Why is James Loney still a Ray?

It is a simple question, one with no good answer. In a practical sense, the Rays have been shopping the first baseman for at least a few weeks so far this year, but have evidently found no takers at their desired price. Loney’s compensation exceeded 10% of the Rays’ total payroll in 2015, and his cost could approach $9.7 million for 2016. For that level of investment, the team had a right to expect Loney to perform well in the heart of the order, and not be a "below average hitter in general". His -1.3 WAR last year was at the bottom of the American League, and Tampa Bay finished second-to-last in Wins Above Average at the first base position throughout the majors. On top, or actually beneath, all of that is the fact that Loney will turn 32 in May.
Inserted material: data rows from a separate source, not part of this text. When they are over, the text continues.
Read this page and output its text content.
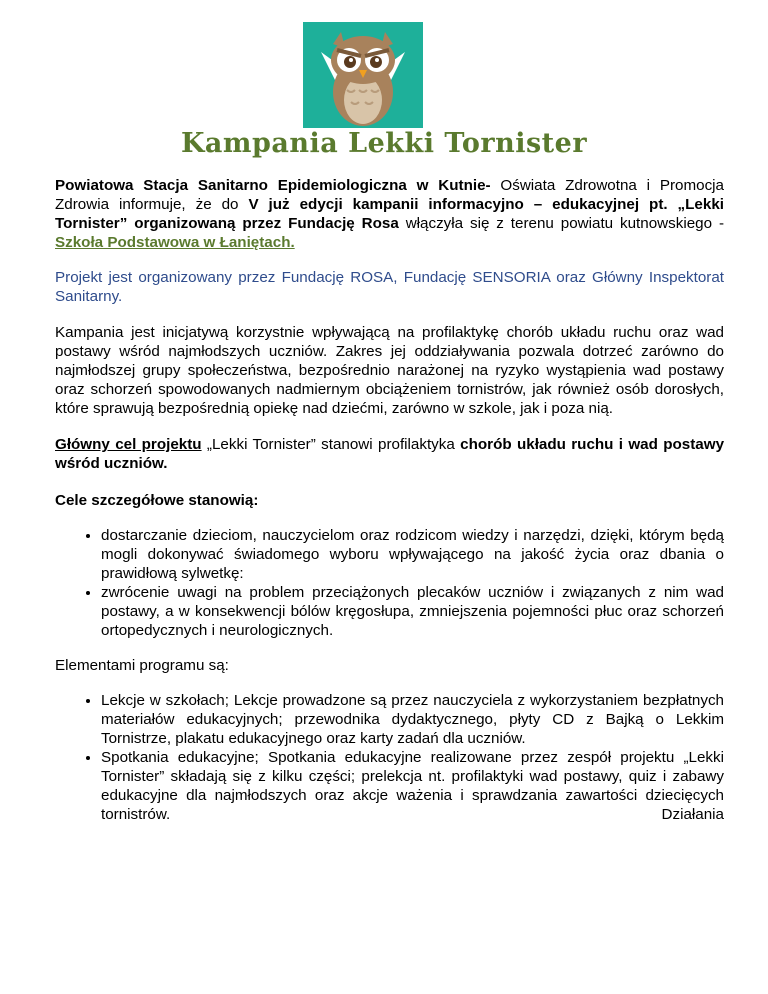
Kampania Lekki Tornister

Powiatowa Stacja Sanitarno Epidemiologiczna w Kutnie- Oświata Zdrowotna i Promocja Zdrowia informuje, że do V już edycji kampanii informacyjno – edukacyjnej pt. „Lekki Tornister” organizowaną przez Fundację Rosa włączyła się z terenu powiatu kutnowskiego - Szkoła Podstawowa w Łaniętach.

Projekt jest organizowany przez Fundację ROSA, Fundację SENSORIA oraz Główny Inspektorat Sanitarny.

Kampania jest inicjatywą korzystnie wpływającą na profilaktykę chorób układu ruchu oraz wad postawy wśród najmłodszych uczniów. Zakres jej oddziaływania pozwala dotrzeć zarówno do najmłodszej grupy społeczeństwa, bezpośrednio narażonej na ryzyko wystąpienia wad postawy oraz schorzeń spowodowanych nadmiernym obciążeniem tornistrów, jak również osób dorosłych, które sprawują bezpośrednią opiekę nad dziećmi, zarówno w szkole, jak i poza nią.

Główny cel projektu „Lekki Tornister” stanowi profilaktyka chorób układu ruchu i wad postawy wśród uczniów.

Cele szczegółowe stanowią:

• dostarczanie dzieciom, nauczycielom oraz rodzicom wiedzy i narzędzi, dzięki, którym będą mogli dokonywać świadomego wyboru wpływającego na jakość życia oraz dbania o prawidłową sylwetkę:
• zwrócenie uwagi na problem przeciążonych plecaków uczniów i związanych z nim wad postawy, a w konsekwencji bólów kręgosłupa, zmniejszenia pojemności płuc oraz schorzeń ortopedycznych i neurologicznych.

Elementami programu są:

• Lekcje w szkołach; Lekcje prowadzone są przez nauczyciela z wykorzystaniem bezpłatnych materiałów edukacyjnych; przewodnika dydaktycznego, płyty CD z Bajką o Lekkim Tornistrze, plakatu edukacyjnego oraz karty zadań dla uczniów.
• Spotkania edukacyjne; Spotkania edukacyjne realizowane przez zespół projektu „Lekki Tornister” składają się z kilku części; prelekcja nt. profilaktyki wad postawy, quiz i zabawy edukacyjne dla najmłodszych oraz akcje ważenia i sprawdzania zawartości dziecięcych tornistrów. Działania
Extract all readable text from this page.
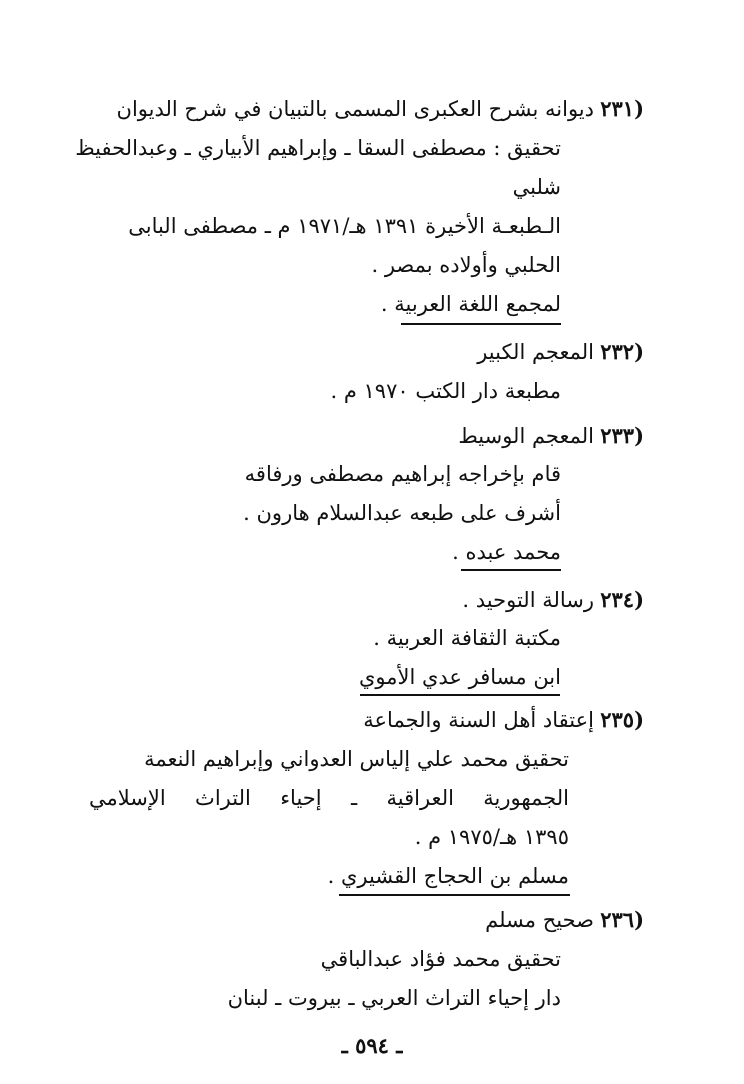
(٢٣١
ديوانه بشرح العكبرى المسمى بالتبيان في شرح الديوان
تحقيق : مصطفى السقا ـ وإبراهيم الأبياري ـ وعبدالحفيظ
شلبي
الـطبعـة الأخيرة ١٣٩١ هـ/١٩٧١ م ـ مصطفى البابى
الحلبي وأولاده بمصر .
لمجمع اللغة العربية .
(٢٣٢
المعجم الكبير
مطبعة دار الكتب ١٩٧٠ م .
(٢٣٣
المعجم الوسيط
قام بإخراجه إبراهيم مصطفى ورفاقه
أشرف على طبعه عبدالسلام هارون .
محمد عبده .
(٢٣٤
رسالة التوحيد .
مكتبة الثقافة العربية .
ابن مسافر عدي الأموي
(٢٣٥
إعتقاد أهل السنة والجماعة
تحقيق محمد علي إلياس العدواني وإبراهيم النعمة
الجمهورية العراقية ـ إحياء التراث الإسلامي
١٣٩٥ هـ/١٩٧٥ م .
مسلم بن الحجاج القشيري .
(٢٣٦
صحيح مسلم
تحقيق محمد فؤاد عبدالباقي
دار إحياء التراث العربي ـ بيروت ـ لبنان
ـ ٥٩٤ ـ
That underwhelming offensive output, injury notwithstanding, continued a three-year slide that began when he came over from the Dodgers, and that trend does not bode well for any real improvement in 2016. When the team acquired Logan Morrison, Steve Pearce, and Corey Dickerson over the winter, each with better power than Loney’s, the writing was all but chiseled into the wall that his days by the Bay were numbered. But why now? Why not earlier?

The most likely reason is that the minor league cupboard is still pretty bare at first base. Neither Jake Bauer nor Casey Gillaspie have shown the slugging power that would be nice to see in major-league-ready prospects at first, and Richie Shaffer (who is already on the 40-man) has yet to show he can hit at the big league level. Faced with the absence of home-grown alternatives to this point, Loney has probably represented the best bad option for the team. That particular pressure, of positional scarcity, eased with the trade for Morrison and Pearce’s FA signing.

Another reason that Loney may still be a Ray is that he represents depth. In case of emergency, break glass. In case of spring injuries to Morrison and Pearce, trot out Loney; better a .270 bat with an adequate glove at first than the aforementioned not-ready-for-primetime players. Even that scenario probably wouldn’t raise his value to anywhere near his $9 million cost, but he’d at least be able to tend the position until the A-team returned to the field. This rationalization, too, became moot with the signing of Pearce to back up Morrison. Three-deep at first, especially at low-output levels, is a luxury the Rays simply can’t afford.

Regardless of the reason, however, it appears that the Rays are simply waiting for an acceptable proposal from another team in order to cut ties with James. It isn’t as much a case of institutional inertia as it is pure player economics and, while that offer may not come until late March, as other teams deal with their own injury angst, it will arrive.